Depuis l'indépendance du Soudan du Sud en 2011, le Soudan a été amputé des trois quarts de ses réserves de pétrole et est aujourd'hui confronté à une inflation de près de 70% par an et à une grave crise monétaire. Les responsables soudanais continuent d'attribuer à Washington la responsabilité des maux économiques du Soudan.
Pour ses détracteurs, le régime du président Béchir est le responsable de la crise économique, pour sa mauvaise gestion et pour avoir consacré le gros du budget aux forces de sécurité face aux conflits qui ont éclaté au cours des dernières années dans plusieurs provinces du pays.

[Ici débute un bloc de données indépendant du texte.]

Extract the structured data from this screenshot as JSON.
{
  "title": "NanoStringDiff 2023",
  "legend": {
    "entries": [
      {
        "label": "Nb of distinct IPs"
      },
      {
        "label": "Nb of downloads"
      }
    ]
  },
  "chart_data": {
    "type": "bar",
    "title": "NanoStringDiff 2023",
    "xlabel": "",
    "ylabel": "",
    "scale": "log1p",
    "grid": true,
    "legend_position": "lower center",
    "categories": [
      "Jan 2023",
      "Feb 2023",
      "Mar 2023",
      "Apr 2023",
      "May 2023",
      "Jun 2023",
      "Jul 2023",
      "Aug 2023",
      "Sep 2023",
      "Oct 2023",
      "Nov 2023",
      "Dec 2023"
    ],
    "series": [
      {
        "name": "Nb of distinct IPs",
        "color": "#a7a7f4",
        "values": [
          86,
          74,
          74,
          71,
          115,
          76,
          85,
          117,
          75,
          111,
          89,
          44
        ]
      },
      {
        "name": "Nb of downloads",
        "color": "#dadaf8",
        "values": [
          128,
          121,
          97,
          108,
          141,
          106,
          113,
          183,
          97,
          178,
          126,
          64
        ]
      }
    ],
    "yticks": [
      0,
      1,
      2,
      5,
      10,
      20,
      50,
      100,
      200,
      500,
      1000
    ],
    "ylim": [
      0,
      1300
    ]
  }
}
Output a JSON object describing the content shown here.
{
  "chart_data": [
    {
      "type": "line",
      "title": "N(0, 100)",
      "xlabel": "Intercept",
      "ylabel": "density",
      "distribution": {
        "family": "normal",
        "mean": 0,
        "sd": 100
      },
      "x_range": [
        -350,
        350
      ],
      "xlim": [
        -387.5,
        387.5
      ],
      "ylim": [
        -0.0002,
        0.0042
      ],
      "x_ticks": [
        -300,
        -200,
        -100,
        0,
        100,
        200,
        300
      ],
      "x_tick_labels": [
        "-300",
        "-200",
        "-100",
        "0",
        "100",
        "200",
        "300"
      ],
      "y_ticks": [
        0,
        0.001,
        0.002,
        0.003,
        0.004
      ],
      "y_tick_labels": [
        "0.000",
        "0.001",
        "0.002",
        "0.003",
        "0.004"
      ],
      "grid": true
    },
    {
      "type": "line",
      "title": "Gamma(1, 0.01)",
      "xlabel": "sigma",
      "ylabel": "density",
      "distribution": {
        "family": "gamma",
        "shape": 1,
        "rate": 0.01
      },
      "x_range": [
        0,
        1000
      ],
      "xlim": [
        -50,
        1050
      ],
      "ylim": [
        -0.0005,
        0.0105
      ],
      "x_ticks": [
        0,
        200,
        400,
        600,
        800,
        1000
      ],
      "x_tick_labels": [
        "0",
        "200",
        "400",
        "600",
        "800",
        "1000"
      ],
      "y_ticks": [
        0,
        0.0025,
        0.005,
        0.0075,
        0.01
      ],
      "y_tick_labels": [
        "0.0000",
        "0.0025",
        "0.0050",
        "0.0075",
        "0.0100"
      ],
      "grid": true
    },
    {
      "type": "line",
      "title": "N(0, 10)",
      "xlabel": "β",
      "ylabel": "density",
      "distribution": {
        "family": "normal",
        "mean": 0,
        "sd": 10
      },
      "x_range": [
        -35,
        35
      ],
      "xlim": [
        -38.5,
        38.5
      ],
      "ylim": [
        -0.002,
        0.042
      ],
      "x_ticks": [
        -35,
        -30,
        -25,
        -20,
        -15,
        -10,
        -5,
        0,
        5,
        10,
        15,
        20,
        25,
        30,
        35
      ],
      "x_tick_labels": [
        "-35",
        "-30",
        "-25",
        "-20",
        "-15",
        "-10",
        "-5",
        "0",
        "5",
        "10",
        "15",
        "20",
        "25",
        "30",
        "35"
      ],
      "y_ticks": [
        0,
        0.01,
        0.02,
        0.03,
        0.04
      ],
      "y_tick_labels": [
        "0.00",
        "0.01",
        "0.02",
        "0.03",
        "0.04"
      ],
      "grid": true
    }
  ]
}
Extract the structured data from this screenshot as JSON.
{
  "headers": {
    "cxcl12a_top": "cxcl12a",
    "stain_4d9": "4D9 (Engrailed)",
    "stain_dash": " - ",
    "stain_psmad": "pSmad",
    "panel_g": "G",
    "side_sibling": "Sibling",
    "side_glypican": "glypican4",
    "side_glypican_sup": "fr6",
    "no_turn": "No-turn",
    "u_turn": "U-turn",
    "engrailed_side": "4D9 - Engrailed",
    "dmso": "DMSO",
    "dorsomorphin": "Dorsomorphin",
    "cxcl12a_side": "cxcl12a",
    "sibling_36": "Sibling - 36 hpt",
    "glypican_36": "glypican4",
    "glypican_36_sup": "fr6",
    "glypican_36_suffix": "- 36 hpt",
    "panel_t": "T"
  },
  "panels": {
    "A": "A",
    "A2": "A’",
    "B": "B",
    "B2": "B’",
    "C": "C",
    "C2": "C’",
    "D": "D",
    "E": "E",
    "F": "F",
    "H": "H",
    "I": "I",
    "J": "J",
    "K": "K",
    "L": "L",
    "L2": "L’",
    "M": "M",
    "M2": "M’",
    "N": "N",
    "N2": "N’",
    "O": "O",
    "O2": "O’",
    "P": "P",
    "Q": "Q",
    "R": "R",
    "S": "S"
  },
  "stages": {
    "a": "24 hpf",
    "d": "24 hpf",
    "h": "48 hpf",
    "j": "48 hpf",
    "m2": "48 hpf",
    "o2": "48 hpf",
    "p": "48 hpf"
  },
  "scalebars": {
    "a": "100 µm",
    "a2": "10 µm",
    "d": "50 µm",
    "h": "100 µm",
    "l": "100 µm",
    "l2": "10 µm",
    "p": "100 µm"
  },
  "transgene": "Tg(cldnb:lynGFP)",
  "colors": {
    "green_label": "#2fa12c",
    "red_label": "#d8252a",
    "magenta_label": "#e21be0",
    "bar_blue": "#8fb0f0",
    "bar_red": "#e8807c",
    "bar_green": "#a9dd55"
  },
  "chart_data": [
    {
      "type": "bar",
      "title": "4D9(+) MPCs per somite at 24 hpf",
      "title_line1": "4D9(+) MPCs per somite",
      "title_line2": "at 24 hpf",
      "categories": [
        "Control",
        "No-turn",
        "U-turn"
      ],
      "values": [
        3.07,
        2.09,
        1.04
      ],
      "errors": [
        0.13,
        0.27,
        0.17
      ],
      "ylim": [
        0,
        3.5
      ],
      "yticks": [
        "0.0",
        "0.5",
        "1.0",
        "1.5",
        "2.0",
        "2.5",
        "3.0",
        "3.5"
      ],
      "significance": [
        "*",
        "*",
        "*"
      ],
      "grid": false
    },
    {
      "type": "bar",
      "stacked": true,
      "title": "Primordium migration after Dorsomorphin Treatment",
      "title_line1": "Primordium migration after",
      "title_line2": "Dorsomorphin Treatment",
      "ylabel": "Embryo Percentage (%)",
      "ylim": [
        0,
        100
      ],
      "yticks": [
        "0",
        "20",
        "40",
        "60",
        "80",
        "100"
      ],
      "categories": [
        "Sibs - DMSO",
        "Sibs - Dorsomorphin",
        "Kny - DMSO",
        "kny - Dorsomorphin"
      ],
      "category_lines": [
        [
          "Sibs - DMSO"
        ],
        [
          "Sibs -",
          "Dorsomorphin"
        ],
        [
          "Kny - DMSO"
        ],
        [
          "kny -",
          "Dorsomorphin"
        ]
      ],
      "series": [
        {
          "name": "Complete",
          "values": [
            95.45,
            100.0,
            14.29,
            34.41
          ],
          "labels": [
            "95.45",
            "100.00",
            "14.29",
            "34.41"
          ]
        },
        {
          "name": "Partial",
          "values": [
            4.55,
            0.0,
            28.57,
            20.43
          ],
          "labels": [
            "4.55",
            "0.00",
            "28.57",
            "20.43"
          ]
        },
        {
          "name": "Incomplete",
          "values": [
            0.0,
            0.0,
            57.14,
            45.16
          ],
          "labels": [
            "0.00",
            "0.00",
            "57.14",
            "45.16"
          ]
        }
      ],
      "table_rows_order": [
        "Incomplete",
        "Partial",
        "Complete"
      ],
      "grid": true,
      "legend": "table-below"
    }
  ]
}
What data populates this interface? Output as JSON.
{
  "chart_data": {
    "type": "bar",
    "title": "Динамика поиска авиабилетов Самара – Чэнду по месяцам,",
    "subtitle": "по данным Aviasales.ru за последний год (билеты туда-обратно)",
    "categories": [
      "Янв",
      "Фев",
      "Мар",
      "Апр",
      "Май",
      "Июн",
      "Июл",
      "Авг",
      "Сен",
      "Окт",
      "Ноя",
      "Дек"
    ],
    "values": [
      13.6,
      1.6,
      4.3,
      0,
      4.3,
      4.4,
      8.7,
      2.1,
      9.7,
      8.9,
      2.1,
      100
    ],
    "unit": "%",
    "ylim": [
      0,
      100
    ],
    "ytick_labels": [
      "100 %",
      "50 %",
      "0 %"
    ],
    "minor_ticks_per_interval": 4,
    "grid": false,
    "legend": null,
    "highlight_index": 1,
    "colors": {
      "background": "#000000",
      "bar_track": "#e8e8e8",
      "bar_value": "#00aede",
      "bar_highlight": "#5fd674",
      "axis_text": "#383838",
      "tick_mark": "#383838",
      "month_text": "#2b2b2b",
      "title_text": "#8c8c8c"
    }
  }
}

Ces guerres, ainsi que l'incapacité à doper une agriculture dans un pays un temps nommé comme le grenier à blé de l'Afrique, ont conduit à une situation économique désastreuse, alors que la levée par les Etats-Unis de leur embargo commercial en 2017 n'a pas eu les bénéfices espérés, estiment des analystes. Au cours de la semaine qui s’achève, le président Béchir a toutefois affiché sa fermeté lors d'un rassemblement de soutien organisé autour de sa personne à Khartoum :« Ce rassemblement envoie un message à ceux qui pensent que le Soudan va finir comme d'autres pays qui ont été détruits. Ceux qui ont essayé de détruire le Soudan... ont mis des conditions pour résoudre nos problèmes, mais notre dignité vaut plus que des dollars, », a-t-il lancé.
Un millier de personnes ont été arrêtées en trois semaines de manifestations au Soudan, selon des groupes de défense des droits de l'Homme, notamment des militants, des leaders de l'opposition et des journalistes.
La Grande-Bretagne, la Norvège, les Etats-Unis et le Canada ont dit leur inquiétude face à la mort de manifestants et aux arrestations et prévenu que les actions de Khartoum auront un impact sur leurs relations. Selon Khartoum, leurs préoccupations sont biaisées et éloignées de la réalité.